3rd Surveyor General of Malaysia
- In office 1 July 1920 – 26 July 1922
- Preceded by: Joseph Peascod Harper
- Succeeded by: Victor Alexander Lowinger

Personal details
- Born: 26 July 1867 Manchester, Lancashire
- Died: 22 December 1923 (aged 56) Middlesex, England
- Citizenship: British
- Spouse: Ethel Orr

= Charles Moncrieff Goodyear =

British surveyor

Charles Moncrieff Goodyear (26 July 1867 - 22 December 1923) was a British surveyor, who served as the third Surveyor-General of the Federated Malay States, from 1920 to 1922.

== Biography ==
Charles Moncrieff Goodyear was born 26 July 1867 in Manchester, Lancashire, the eldest son of Charles Goodyear (1838-1925) and Margaret Millie née Blair (1844-1869). He studied at Manchester Grammar School, between 1877 and 1885 before attending Merton College, Oxford. In 1887 he received second class honours in Mathematical Moderations, in 1889 honours in Mathematics and in 1890 as Bachelor of Arts degree.

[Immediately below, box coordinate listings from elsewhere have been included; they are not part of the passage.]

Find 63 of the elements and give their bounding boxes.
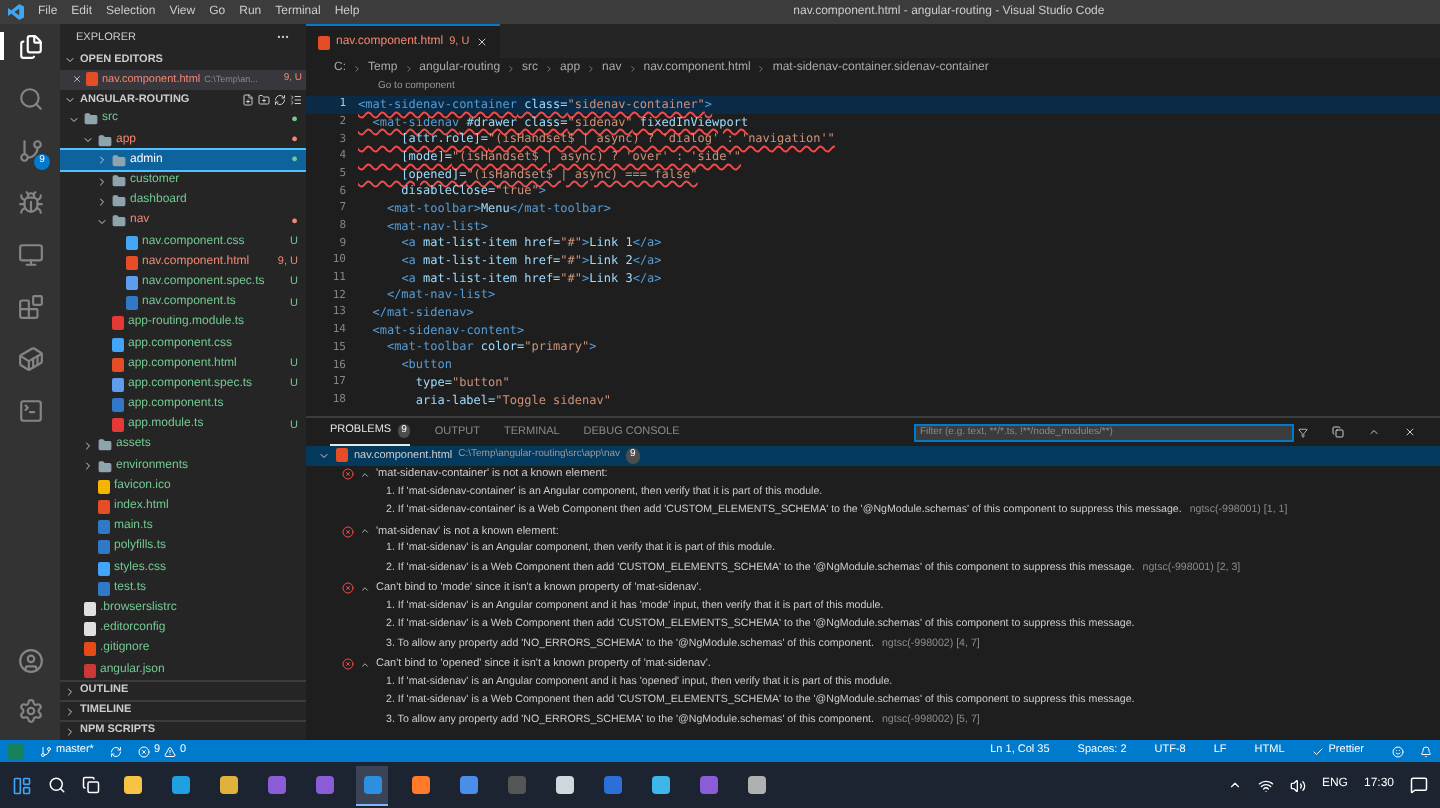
new-folder-icon[interactable] <box>258 93 270 106</box>
notifications-icon[interactable] <box>1410 776 1428 794</box>
feedback-icon[interactable] <box>1392 745 1404 757</box>
chevron-icon[interactable] <box>64 93 76 106</box>
close-icon[interactable] <box>475 36 488 48</box>
error-icon <box>342 468 354 481</box>
chevron-icon[interactable] <box>64 54 76 67</box>
folder-icon <box>98 133 112 148</box>
separator-icon <box>586 64 597 74</box>
wifi-icon[interactable] <box>1257 777 1274 793</box>
source-control-icon[interactable] <box>17 137 43 163</box>
account-icon[interactable] <box>17 648 43 674</box>
close-icon[interactable] <box>1404 426 1416 438</box>
separator-icon <box>544 64 555 74</box>
file-icon <box>318 35 330 49</box>
error-icon <box>342 525 354 538</box>
notification-icon[interactable] <box>1420 745 1432 757</box>
files-icon[interactable] <box>17 33 43 59</box>
chevron-icon[interactable] <box>360 526 370 537</box>
folder-icon <box>98 438 112 453</box>
start-icon[interactable] <box>12 775 32 795</box>
tray-icon[interactable] <box>1227 778 1242 792</box>
terminal-icon[interactable] <box>17 397 43 423</box>
maximize-icon[interactable] <box>1368 426 1380 438</box>
file-icon <box>86 72 98 87</box>
chevron-icon[interactable] <box>360 659 370 670</box>
search-icon[interactable] <box>48 776 66 794</box>
error-icon <box>342 582 354 595</box>
separator-icon <box>627 64 638 74</box>
settings-icon[interactable] <box>17 698 43 724</box>
separator-icon <box>352 64 362 74</box>
folder-icon <box>84 112 98 127</box>
folder-icon <box>112 214 126 229</box>
active-indicator <box>0 32 4 60</box>
folder-icon <box>112 194 126 209</box>
chevron-icon[interactable] <box>360 469 370 480</box>
extensions-icon[interactable] <box>17 293 43 319</box>
app-logo-icon <box>8 4 24 20</box>
chevron-icon <box>318 449 330 462</box>
refresh-icon[interactable] <box>274 93 286 106</box>
error-icon <box>137 745 150 757</box>
folder-icon <box>112 153 126 168</box>
volume-icon[interactable] <box>1289 777 1306 793</box>
warning-icon <box>164 745 177 757</box>
chevron-icon[interactable] <box>360 583 370 594</box>
docker-icon[interactable] <box>17 345 43 371</box>
new-file-icon[interactable] <box>242 93 254 106</box>
folder-icon <box>98 459 112 474</box>
error-icon <box>342 658 354 671</box>
debug-icon[interactable] <box>17 189 43 215</box>
collapse-icon[interactable] <box>290 93 302 106</box>
branch-icon <box>40 745 52 757</box>
copy-icon[interactable] <box>1332 426 1344 438</box>
sync-icon[interactable] <box>109 745 122 757</box>
taskbar-app-icon[interactable] <box>356 765 388 805</box>
separator-icon <box>506 64 517 74</box>
file-icon <box>336 448 348 463</box>
filter-icon[interactable] <box>1298 427 1308 437</box>
separator-icon <box>756 64 767 74</box>
check-icon <box>1312 745 1325 757</box>
folder-icon <box>112 174 126 189</box>
task-view-icon[interactable] <box>82 776 100 794</box>
separator-icon <box>403 64 414 74</box>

In September 1893 he qualified as licensed land surveyor in New South Wales, Australia. On 2 May 1902 he was appointed as a surveyor (1st grade) in Selangor and in June 1904 he was promoted to Supernumerary District Surveyor. He went onto take charge of the Negeri Sembilan Surveying Department. On 1 July 1920 he was appointed Surveyor-General of the Federated Malay States, replacing Joseph Peascod Harper, remaining in the position until he retired on 26 July 1922.

He returned to England after retiring from Survey Department and in April 1923 married a widow, Ethel Orr, in France.

Goodyear died on 22 December 1923 in Middlesex, England, at the age of 53.

In June 1926 his wife, Ethel, remarried R. P. Maw in Algeria.